Marine Pollution Home Ocean Acidification Carbon Capture and Storage Air Pollution from Vessels (Annex VI)

 

Pollution reaches, and can adversely affect, the ocean from a variety of sources and by a variety of pathways.  One such pathway is the atmosphere or the air that makes contact with the surface of the ocean. Article 212 of UNCLOS directs States to “adopt laws and regulations to prevent, reduce and control pollution of the marine environment from or through the atmosphere, applicable to the air space under their sovereignty and to vessels flying their flag or vessels or aircraft of their registry.” UNCLOS Article 212(1).  One serious consequence of atmospheric pollution of the ocean is “Ocean Acidification” which occurs when airborne carbon dioxide (CO2) is absorbed by seawater, causing chemical reactions that reduce seawater pH and may affect many marine organisms. The pace of ocean acidification has been accelerating, causing the scientific community to focus more of its study power on its potential impacts and how those impacts may cascade through the marine food chain and affect the overall structure of marine ecosystems.
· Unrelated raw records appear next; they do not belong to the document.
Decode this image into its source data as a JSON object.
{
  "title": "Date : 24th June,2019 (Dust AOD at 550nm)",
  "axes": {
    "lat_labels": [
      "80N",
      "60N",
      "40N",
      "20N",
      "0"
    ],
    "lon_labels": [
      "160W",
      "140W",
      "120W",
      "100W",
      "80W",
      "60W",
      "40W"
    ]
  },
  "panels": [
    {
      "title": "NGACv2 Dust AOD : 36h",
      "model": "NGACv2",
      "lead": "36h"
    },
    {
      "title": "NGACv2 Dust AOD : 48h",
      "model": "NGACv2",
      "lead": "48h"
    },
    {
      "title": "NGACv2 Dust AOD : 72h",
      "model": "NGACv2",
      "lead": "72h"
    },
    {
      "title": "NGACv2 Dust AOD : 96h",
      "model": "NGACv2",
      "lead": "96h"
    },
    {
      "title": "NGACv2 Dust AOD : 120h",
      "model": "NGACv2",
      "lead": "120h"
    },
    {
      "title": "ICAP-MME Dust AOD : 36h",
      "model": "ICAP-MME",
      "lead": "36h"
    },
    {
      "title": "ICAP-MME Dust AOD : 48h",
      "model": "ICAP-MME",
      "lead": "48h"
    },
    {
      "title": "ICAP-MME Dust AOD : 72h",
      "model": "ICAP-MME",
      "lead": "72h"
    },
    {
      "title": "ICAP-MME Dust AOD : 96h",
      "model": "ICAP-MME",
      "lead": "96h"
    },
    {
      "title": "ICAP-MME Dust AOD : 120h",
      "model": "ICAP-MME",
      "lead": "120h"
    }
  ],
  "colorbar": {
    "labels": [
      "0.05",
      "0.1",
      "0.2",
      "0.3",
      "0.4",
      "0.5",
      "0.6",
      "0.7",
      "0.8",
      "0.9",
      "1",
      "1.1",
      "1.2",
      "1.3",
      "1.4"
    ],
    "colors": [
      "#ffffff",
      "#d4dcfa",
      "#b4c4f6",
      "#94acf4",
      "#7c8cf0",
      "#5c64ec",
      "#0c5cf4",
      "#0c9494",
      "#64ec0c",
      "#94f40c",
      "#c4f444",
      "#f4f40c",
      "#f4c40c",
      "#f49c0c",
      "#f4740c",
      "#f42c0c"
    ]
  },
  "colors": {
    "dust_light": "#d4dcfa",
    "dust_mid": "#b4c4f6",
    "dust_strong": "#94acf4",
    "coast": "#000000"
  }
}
One strategy for reducing the presence of CO2 in the atmosphere is referred to as Carbon Capture and Storage which generally involves the capture of CO2 directly at industrial or power plant sources, followed by its removal to secure subsurface reservoirs for permanent storage. At the international level, measures have been enacted under the London Convention/London Protocol and the regional Convention for the Protection of the Marine Environment of the North-East Atlantic (the OSPAR Convention) to regulate the injection of carbon dioxide into sub-seabed geologic formations for the purpose of climate change mitigation.

Vessels can be a significant source of marine pollution, certainly from dumping of pollutants directly into the marine environment, but also from emissions of their exhaust gases into the atmosphere.  MARPOL Annex VI limits the main air pollutants contained in ships’ exhaust, including sulfur oxides and nitrous oxides.  It also prohibits deliberate emissions of ozone depleting substances, controls emissions of volatile organic compounds from tankers, and regulates shipboard incineration. The Maritime Pollution Prevention Act of 2008  is the implementing authority in the United States.